You can certainly use a classic HIPS along with an antivirus program. I've used several different antivirus programs with ProcessGuard since I got it end of 2004 I think it was when it was the groundbreaking application and first of its type. Currently, I have Avast 5 (free version) and Online Armor working together just fine on Vista Ultimate 32 bit. Online Armour has a firewall which I am not using. In fact, the only part of Online Armour I am using is the HIPS. You would need to NOT use any antivirus that might be a part of a program like Online Armor that has a classic HIPS because you don't want to run two realtime antivirus scanners as they will conflict with each other and actually give LESS protection because of conflicts. So, you would need to turn off any antivirus in a program that you were using for HIPS. With behavior blockers like Threatfire, etc those generally don't have antivirus programs, or firewalls, included so they can be used without turning parts of them off with an antivirus program. Some antivirus programs do not get along with some behavior blockers so make sure you try one that is compatible with Avast. Avira, for instance, will be stating in version 10 during installation that Spybot's Teatimer should be uninstalled. They don't get along.

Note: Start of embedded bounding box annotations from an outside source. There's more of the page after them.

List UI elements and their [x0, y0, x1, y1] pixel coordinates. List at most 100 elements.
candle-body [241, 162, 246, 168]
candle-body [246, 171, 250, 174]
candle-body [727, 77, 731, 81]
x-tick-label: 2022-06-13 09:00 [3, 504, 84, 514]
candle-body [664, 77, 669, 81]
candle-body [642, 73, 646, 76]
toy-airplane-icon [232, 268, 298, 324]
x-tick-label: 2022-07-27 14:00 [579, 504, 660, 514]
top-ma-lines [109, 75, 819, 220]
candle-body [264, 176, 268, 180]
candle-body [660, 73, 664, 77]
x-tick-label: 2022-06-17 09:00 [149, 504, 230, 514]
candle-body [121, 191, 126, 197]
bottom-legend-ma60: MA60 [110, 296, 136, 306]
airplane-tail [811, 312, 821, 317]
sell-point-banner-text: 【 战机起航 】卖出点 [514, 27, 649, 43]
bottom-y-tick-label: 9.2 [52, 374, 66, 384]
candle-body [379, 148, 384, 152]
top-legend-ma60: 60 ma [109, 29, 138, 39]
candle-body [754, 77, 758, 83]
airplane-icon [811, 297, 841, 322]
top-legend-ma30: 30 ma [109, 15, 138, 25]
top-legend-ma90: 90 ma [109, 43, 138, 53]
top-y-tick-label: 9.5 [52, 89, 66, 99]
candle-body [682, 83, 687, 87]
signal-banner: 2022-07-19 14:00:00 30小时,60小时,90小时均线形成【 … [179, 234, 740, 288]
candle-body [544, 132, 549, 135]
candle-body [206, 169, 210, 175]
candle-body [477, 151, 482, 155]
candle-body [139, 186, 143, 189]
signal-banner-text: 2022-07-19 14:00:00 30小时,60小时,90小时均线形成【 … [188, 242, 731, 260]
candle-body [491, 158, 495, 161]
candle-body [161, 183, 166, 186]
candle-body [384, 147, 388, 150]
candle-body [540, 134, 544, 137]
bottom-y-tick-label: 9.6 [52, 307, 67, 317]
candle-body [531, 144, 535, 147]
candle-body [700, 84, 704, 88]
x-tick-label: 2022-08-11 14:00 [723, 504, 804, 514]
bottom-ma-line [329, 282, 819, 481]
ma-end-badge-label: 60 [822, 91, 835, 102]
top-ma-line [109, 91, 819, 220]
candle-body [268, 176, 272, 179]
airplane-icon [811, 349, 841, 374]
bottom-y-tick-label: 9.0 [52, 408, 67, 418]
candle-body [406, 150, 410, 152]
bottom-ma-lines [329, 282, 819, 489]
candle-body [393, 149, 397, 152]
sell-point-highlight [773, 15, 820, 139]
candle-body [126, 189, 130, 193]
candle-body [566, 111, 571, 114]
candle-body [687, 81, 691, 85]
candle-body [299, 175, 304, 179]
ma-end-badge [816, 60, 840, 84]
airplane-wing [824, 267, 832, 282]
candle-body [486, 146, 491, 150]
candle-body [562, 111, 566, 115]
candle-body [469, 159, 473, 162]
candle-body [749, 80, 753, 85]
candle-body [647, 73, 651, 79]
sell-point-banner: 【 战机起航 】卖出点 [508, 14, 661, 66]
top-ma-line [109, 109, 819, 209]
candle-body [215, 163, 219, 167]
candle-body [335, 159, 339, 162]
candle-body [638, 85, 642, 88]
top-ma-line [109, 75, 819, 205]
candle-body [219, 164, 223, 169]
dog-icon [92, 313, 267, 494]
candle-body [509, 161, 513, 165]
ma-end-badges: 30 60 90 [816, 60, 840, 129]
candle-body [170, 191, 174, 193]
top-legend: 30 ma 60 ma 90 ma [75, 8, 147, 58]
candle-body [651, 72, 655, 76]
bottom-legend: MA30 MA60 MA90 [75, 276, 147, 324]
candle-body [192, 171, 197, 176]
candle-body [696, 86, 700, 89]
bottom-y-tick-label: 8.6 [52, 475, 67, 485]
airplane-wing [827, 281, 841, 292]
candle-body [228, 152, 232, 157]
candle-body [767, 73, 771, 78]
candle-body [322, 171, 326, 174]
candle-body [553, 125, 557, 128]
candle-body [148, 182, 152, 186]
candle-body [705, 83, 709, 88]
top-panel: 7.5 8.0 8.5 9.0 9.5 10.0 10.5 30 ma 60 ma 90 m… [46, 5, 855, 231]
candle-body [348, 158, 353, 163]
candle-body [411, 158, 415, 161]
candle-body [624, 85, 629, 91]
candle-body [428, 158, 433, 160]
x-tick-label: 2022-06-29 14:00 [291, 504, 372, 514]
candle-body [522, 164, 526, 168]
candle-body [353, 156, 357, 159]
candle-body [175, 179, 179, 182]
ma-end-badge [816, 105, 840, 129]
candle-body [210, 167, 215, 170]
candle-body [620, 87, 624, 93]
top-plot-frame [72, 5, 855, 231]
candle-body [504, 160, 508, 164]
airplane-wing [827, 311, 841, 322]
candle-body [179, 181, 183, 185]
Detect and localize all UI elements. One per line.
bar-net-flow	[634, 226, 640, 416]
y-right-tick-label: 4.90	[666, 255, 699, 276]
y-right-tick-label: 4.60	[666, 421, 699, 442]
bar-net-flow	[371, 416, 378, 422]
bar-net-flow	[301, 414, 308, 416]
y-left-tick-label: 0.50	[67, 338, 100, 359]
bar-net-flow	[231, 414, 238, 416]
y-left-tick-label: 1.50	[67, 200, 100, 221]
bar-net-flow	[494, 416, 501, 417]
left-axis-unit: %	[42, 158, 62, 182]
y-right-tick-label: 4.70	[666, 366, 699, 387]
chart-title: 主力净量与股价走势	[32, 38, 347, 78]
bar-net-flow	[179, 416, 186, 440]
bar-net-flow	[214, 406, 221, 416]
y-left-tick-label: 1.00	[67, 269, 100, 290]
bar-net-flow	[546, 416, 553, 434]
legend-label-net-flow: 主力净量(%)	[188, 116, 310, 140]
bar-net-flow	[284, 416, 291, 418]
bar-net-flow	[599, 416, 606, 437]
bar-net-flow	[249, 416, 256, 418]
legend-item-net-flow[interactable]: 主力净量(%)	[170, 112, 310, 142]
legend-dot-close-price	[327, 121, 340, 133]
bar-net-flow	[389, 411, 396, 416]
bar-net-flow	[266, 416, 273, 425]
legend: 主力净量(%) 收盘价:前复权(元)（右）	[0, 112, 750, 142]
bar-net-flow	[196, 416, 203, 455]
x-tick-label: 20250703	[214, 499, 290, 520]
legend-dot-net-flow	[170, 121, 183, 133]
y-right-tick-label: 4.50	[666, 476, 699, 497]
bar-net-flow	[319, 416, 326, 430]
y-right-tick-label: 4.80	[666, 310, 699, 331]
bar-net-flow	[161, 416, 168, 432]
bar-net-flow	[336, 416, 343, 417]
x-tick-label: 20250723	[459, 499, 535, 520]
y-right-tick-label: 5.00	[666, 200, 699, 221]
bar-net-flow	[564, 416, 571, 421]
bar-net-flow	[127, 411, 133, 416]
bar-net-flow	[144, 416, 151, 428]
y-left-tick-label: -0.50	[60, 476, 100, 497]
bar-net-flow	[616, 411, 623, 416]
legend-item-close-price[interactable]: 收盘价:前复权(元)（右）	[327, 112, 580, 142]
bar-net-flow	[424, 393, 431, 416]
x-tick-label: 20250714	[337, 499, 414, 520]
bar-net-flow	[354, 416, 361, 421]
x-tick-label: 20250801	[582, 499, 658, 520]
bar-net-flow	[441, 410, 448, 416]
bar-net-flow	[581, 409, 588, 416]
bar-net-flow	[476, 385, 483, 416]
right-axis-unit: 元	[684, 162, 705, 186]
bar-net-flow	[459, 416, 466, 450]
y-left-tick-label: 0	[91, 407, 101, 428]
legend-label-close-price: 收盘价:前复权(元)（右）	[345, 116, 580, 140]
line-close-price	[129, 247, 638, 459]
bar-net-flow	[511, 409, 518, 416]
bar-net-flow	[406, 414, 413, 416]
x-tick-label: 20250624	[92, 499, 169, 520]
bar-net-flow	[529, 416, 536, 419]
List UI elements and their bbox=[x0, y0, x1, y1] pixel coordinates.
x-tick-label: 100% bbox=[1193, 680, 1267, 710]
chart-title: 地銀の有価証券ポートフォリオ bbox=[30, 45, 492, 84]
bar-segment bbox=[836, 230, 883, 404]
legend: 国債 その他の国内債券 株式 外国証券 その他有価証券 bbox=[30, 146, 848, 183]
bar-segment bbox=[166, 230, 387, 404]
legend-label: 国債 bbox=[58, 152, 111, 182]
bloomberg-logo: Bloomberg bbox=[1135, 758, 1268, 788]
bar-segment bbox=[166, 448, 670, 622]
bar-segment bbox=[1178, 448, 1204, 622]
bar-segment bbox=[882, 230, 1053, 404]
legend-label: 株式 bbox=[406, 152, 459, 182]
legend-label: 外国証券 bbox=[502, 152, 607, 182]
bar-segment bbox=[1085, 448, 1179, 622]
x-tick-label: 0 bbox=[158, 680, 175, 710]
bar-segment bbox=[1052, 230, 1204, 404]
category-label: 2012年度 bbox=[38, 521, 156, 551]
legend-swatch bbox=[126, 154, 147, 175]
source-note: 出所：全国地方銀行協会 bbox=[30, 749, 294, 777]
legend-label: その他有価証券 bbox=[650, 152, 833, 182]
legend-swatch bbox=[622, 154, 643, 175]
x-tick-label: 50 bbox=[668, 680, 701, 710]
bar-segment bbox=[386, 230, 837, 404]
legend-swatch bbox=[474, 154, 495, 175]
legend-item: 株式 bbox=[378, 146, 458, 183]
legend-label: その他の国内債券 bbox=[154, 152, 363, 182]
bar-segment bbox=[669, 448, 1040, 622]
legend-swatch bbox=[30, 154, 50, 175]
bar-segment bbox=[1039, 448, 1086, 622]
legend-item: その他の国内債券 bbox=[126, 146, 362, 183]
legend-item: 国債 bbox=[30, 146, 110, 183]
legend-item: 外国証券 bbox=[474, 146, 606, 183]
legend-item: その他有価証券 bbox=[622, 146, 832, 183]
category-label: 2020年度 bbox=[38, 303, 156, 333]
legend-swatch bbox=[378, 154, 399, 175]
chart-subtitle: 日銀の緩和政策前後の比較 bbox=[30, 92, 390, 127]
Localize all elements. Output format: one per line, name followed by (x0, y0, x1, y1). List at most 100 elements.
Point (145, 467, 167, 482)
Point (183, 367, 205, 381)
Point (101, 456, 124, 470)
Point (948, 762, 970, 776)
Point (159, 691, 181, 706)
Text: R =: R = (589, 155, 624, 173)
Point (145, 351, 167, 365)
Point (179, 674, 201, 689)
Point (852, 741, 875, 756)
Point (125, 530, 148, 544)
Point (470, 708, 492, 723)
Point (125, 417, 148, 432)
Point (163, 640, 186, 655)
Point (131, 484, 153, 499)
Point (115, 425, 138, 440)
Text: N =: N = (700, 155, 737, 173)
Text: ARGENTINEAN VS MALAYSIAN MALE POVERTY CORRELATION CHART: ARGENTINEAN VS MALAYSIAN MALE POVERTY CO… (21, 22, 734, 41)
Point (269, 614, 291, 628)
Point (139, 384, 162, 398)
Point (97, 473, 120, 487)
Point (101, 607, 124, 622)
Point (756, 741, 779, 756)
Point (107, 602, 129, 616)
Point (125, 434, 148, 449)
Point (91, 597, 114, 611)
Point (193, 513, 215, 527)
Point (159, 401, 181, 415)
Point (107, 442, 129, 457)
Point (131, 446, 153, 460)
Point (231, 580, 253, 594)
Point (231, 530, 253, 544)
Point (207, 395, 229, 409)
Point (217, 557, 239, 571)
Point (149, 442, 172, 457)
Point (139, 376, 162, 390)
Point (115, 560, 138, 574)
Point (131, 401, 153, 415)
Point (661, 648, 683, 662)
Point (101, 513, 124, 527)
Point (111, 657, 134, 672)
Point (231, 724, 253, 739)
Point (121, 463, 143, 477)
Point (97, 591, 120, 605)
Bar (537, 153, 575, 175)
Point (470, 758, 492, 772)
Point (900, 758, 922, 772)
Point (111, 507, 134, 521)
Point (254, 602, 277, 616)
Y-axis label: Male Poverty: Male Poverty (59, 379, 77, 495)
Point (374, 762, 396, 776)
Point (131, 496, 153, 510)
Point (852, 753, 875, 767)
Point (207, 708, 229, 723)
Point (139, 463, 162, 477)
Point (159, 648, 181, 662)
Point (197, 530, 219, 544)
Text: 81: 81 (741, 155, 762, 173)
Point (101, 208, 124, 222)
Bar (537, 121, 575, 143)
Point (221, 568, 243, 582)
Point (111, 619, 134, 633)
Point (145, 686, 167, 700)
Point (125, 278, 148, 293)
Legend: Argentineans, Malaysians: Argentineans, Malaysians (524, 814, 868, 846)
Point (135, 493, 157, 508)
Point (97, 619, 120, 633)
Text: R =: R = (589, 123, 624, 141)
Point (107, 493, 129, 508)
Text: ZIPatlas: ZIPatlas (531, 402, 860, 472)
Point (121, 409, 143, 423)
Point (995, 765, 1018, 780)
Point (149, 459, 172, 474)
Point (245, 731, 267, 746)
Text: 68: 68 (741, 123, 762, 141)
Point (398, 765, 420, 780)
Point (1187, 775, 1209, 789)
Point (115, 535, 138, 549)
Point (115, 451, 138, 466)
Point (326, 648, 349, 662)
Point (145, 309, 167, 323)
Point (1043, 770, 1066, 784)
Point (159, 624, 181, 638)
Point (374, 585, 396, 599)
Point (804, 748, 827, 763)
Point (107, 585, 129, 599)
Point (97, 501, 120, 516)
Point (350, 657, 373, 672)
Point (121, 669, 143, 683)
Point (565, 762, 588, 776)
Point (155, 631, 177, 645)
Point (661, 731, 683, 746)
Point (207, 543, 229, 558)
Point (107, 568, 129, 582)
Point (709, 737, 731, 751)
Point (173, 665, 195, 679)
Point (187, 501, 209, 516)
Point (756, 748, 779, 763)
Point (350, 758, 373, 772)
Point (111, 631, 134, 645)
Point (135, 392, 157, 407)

Spyware Terminator doesn't even know what an HIPS is. They are using the definition of a zero day blocker and calling that a classic HIPS. I'd stay away from them. WinPatrol (free version) I also have on Vista. It is quite good for what it does, but it is too limited in the sense of the ones I have mentioned here as full comprehensive HIPS programs. I have not used MJS Registry Watcher. It appears very useful but again not comprehensive although far better than Spyware Terminator. It would be easier to learn to use than a full classic HIPS and along with Avast would be a good combination if the user doesn't want to mess with learning a classic HIPS. You could use a behavior blocker along with MJS Registry Watcher and Avast.
I can't find my links right now, but if you go to Wilders Security forums and search for Classic HIPS you will find a lot of good threads.